A document published on Thursday, entitled God’s Unfailing Word, addresses Christian teachings which provided a “fertile seed-bed for murderous antisemitism,” and urges Anglicans to actively challenge hatred of Jews.

It is the first authoritative statement on antisemitism and relations with the Jewish community issued by the England’s established church, conceding that Christianity helped to foster antisemitism which led to the Holocaust.

But, while he welcomed the document, the Chief Rabbi expressed his “substantial misgiving” over its failure to reject the historic targeting of Jews for conversion to Christianity.

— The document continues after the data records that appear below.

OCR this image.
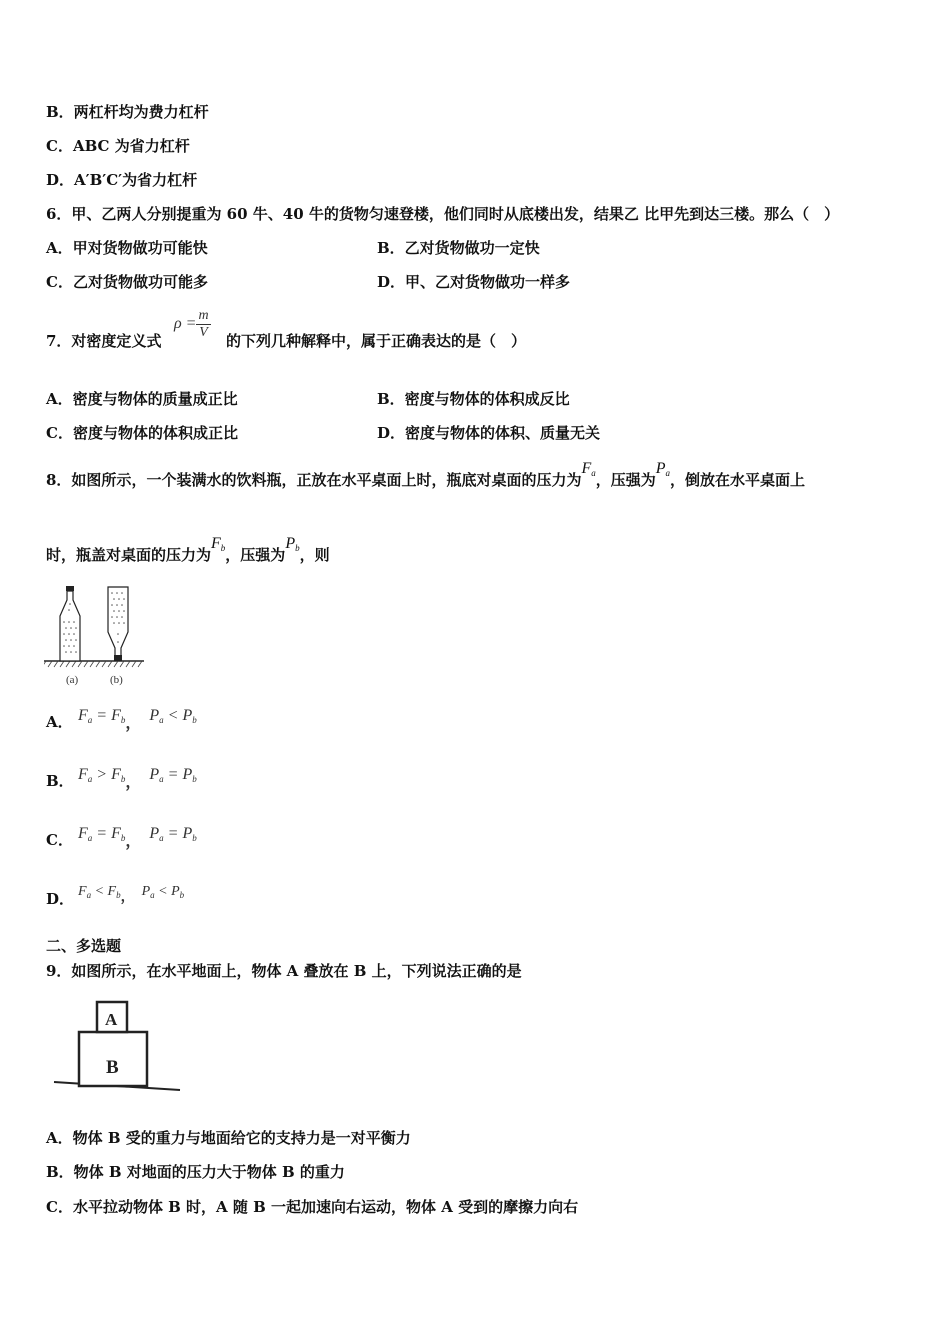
B．两杠杆均为费力杠杆
C．ABC 为省力杠杆
D．A′B′C′为省力杠杆
6．甲、乙两人分别提重为 60 牛、40 牛的货物匀速登楼，他们同时从底楼出发，结果乙 比甲先到达三楼。那么（　）
A．甲对货物做功可能快	B．乙对货物做功一定快
C．乙对货物做功可能多	D．甲、乙对货物做功一样多
7．对密度定义式
$\rho = \frac{m}{V}$ 的下列几种解释中，属于正确表达的是（　）
A．密度与物体的质量成正比	B．密度与物体的体积成反比
C．密度与物体的体积成正比	D．密度与物体的体积、质量无关
8．如图所示，一个装满水的饮料瓶，正放在水平桌面上时，瓶底对桌面的压力为$F_a$，压强为$P_a$，倒放在水平桌面上
时，瓶盖对桌面的压力为$F_b$，压强为$P_b$，则
(a)	(b)
A． $F_a = F_b$， $P_a < P_b$
B． $F_a > F_b$， $P_a = P_b$
C． $F_a = F_b$， $P_a = P_b$
D． $F_a < F_b$， $P_a < P_b$
二、多选题
9．如图所示，在水平地面上，物体 A 叠放在 B 上，下列说法正确的是
A
B
A．物体 B 受的重力与地面给它的支持力是一对平衡力
B．物体 B 对地面的压力大于物体 B 的重力
C．水平拉动物体 B 时，A 随 B 一起加速向右运动，物体 A 受到的摩擦力向右
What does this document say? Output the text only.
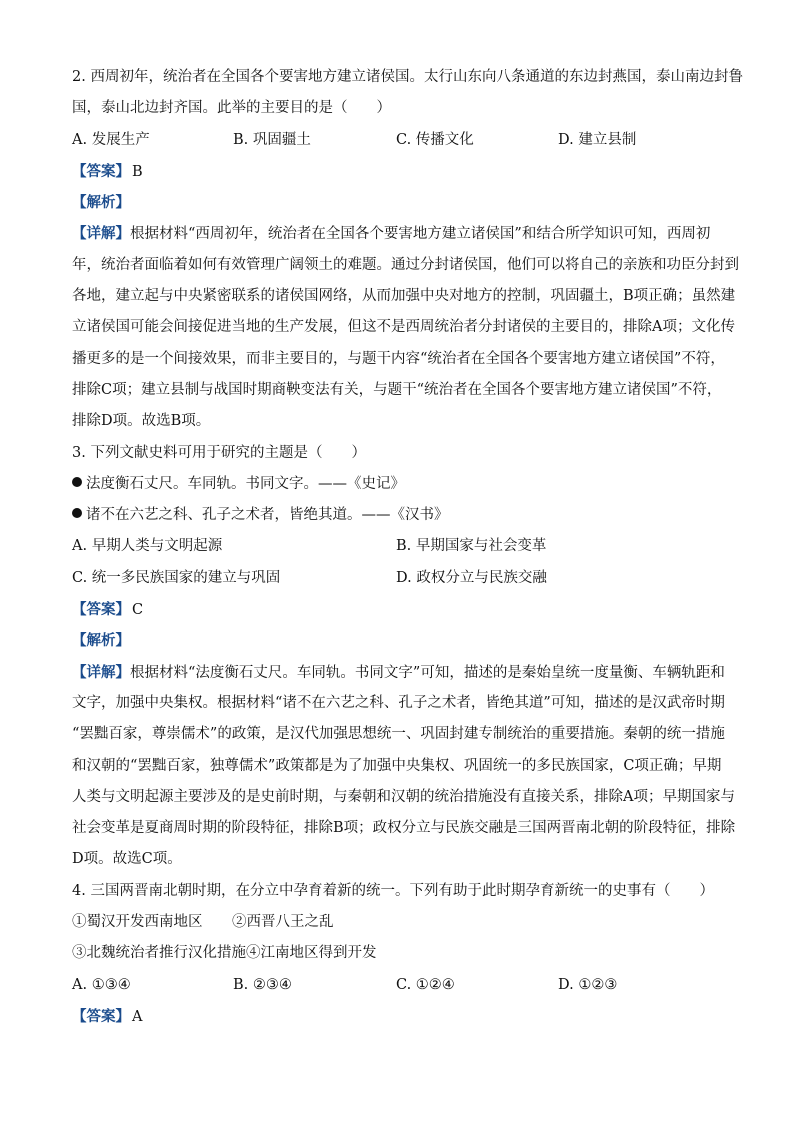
2. 西周初年，统治者在全国各个要害地方建立诸侯国。太行山东向八条通道的东边封燕国，泰山南边封鲁
国，泰山北边封齐国。此举的主要目的是（　　）
A. 发展生产	B. 巩固疆土	C. 传播文化	D. 建立县制
【答案】 B
【解析】
【详解】根据材料“西周初年，统治者在全国各个要害地方建立诸侯国”和结合所学知识可知，西周初
年，统治者面临着如何有效管理广阔领土的难题。通过分封诸侯国，他们可以将自己的亲族和功臣分封到
各地，建立起与中央紧密联系的诸侯国网络，从而加强中央对地方的控制，巩固疆土，B项正确；虽然建
立诸侯国可能会间接促进当地的生产发展，但这不是西周统治者分封诸侯的主要目的，排除A项；文化传
播更多的是一个间接效果，而非主要目的，与题干内容“统治者在全国各个要害地方建立诸侯国”不符，
排除C项；建立县制与战国时期商鞅变法有关，与题干“统治者在全国各个要害地方建立诸侯国”不符，
排除D项。故选B项。
3. 下列文献史料可用于研究的主题是（　　）
法度衡石丈尺。车同轨。书同文字。——《史记》
诸不在六艺之科、孔子之术者，皆绝其道。——《汉书》
A. 早期人类与文明起源	B. 早期国家与社会变革
C. 统一多民族国家的建立与巩固	D. 政权分立与民族交融
【答案】 C
【解析】
【详解】根据材料“法度衡石丈尺。车同轨。书同文字”可知，描述的是秦始皇统一度量衡、车辆轨距和
文字，加强中央集权。根据材料“诸不在六艺之科、孔子之术者，皆绝其道”可知，描述的是汉武帝时期
“罢黜百家，尊崇儒术”的政策，是汉代加强思想统一、巩固封建专制统治的重要措施。秦朝的统一措施
和汉朝的“罢黜百家，独尊儒术”政策都是为了加强中央集权、巩固统一的多民族国家，C项正确；早期
人类与文明起源主要涉及的是史前时期，与秦朝和汉朝的统治措施没有直接关系，排除A项；早期国家与
社会变革是夏商周时期的阶段特征，排除B项；政权分立与民族交融是三国两晋南北朝的阶段特征，排除
D项。故选C项。
4. 三国两晋南北朝时期，在分立中孕育着新的统一。下列有助于此时期孕育新统一的史事有（　　）
①蜀汉开发西南地区 ②西晋八王之乱
③北魏统治者推行汉化措施④江南地区得到开发
A. ①③④	B. ②③④	C. ①②④	D. ①②③
【答案】 A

In his afterword to the report, Rabbi Ephraim Mirvis said that it meant “even now, in the 21st century, Jews are seen by some as quarry to be pursued and converted”.

He wrote: “The enduring existence within the Anglican Church of a theological approach that is permissive of this behaviour does considerable damage to the relationship between our faith traditions, and, consequently, pursuing a comprehensive new Christian-Jewish paradigm in this context is exceptionally challenging.

“It is as though we are jointly building an essential new structure, while simultaneously a small part of the construction team is deliberately destabilising the building’s very foundations, thereby undermining confidence in the structural integrity of the whole edifice.

“The real impact of this upon prospective Jewish participants in our interfaith dialogue is, inevitably, to diminish the basis of trust that is so integral to the relationship.

“Any suspicion that our engagement is being directed by a purpose other than the betterment of our mutual understanding and a necessary contribution to the common good is harmful and takes us sharply backwards.”

Justin Welby, the Archbishop of Canterbury, said he would take the Chief Rabbi’s “challenge of his afterword with immense seriousness”, pledging to reflect on “any sense that we target Jewish people”.

He added: “The Chief Rabbi has opened, with characteristic honesty and affection, a challenge upon which we must reflect. We cannot do that reflection honestly until we have felt the cruelty of our history.

“What even this brief exchange with the Chief Rabbi highlights is that the work of Christian–Jewish relations is not finished, and that this teaching document should spur us towards more and deeper encounters where we can hear and understand each other.”